Il direttore e due redattori del settimanale "Visto" sono stati condannati dalla Corte d'Appello di Milano alla pena di tre mesi di reclusione e di lire trecentomila di multa per avere, in concorso tra loro e con un pubblico ufficiale non identificato, realizzato e pubblicato un servizio dedicato alla morte per omicidio della contessa Alberica Filo della Torre, avvenuta nel luglio 1991, corredandolo con tre fotografie a colori raffiguranti il cadavere della vittima così come era stato rinvenuto nell'immediatezza del delitto, con particolari impressionanti e raccapriccianti delle tracce lasciate sul corpo nudo e sugli indumenti e delle modalità di esecuzione del crimine.

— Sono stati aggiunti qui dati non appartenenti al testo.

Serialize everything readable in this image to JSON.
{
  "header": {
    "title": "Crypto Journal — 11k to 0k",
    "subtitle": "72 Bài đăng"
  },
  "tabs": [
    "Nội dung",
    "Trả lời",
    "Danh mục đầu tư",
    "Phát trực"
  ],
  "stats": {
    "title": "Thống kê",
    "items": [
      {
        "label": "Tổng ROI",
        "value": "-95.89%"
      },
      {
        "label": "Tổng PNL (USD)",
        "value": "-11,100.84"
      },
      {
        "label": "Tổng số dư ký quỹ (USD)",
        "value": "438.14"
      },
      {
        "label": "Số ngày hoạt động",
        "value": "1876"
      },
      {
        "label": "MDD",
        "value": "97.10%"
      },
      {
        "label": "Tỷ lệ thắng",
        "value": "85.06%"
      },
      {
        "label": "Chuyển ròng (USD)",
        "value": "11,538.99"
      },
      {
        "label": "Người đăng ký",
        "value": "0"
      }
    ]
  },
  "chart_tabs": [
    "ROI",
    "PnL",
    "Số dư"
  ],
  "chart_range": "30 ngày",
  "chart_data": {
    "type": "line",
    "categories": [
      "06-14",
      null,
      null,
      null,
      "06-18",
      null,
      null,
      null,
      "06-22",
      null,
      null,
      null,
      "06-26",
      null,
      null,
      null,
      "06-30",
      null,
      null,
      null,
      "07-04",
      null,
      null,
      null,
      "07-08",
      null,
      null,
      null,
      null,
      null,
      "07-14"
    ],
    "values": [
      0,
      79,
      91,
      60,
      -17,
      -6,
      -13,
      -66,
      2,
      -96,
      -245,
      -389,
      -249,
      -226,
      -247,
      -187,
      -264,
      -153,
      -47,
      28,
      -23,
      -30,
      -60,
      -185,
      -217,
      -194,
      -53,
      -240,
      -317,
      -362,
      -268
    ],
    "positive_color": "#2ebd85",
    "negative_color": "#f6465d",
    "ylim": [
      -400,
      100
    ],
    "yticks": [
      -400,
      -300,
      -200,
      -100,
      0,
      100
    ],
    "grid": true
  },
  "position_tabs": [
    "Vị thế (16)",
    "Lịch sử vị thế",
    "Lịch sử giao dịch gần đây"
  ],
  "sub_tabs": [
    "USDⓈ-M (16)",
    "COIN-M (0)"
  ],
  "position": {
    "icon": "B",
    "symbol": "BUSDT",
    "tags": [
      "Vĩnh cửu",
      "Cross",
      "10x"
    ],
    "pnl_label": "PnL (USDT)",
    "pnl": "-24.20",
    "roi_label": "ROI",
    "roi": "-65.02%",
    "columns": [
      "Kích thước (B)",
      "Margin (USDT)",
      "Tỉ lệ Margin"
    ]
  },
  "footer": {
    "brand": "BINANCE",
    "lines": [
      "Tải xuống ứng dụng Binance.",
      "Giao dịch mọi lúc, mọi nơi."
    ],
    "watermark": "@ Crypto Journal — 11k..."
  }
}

La condanna è stata pronunciata in base all'art. 15 della legge 8 febbraio 1948 n. 47 che punisce con la pena della reclusione da tre mesi a tre anni e con la multa non inferiore a lire duecentomila la pubblicazione di "stampati i quali descrivano o illustrino, con particolari impressionanti o raccapriccianti, avvenimenti realmente verificatisi o anche soltanto immaginari in modo da poter turbare il comune sentimento della morale o l'ordine familiare o da poter provocare il diffondersi di suicidi o delitti".

I giudici di appello hanno ritenuto che il normale esercizio del diritto di cronaca non giustificasse la pubblicazione delle immagini, considerato anche il "carattere insistito e quasi martellato dell'intero articolo, foto più testi".

La Suprema Corte (Sezione Terza Penale n. 23356 dell'8 giugno 2001, Pres. Malinconico, Rel. Postiglione) ha rigettato il ricorso degli imputati, richiamando la sentenza della Corte Costituzionale n. 293 del 2000 che ha ritenuto non fondata la questione di legittimità dell'art. 15 della legge n. 47 del 1948.

L'esercizio del diritto di cronaca - ha affermato la Cassazione - pur pienamente legittimo in una società democratica ed aperta, deve salvaguardare come valori fondamentali il comune sentimento della morale e la dignità umana tutelate dall'art. 2 della Costituzione. I giudici di appello - ha osservato la Suprema Corte - hanno correttamente motivato la loro decisione rilevando che le immagini della vittima dell'omicidio "sono tali da destare impressione e raccapriccio nell'osservatore di normale emotività, improntata ad impulsi di solidarietà umana, pietà per la defunta, rispetto per la sua spoglia, repulsione istintiva verso le ferite efferatamente impresse, salvaguardia della dignità della persona già uccisa in quel modo ed ulteriormente oltraggiata dalla pubblica ostensione del suo corpo, naturale esigenza di riservatezza verso l'intimità fisica personale rinforzata dalla condizione mortale del soggetto".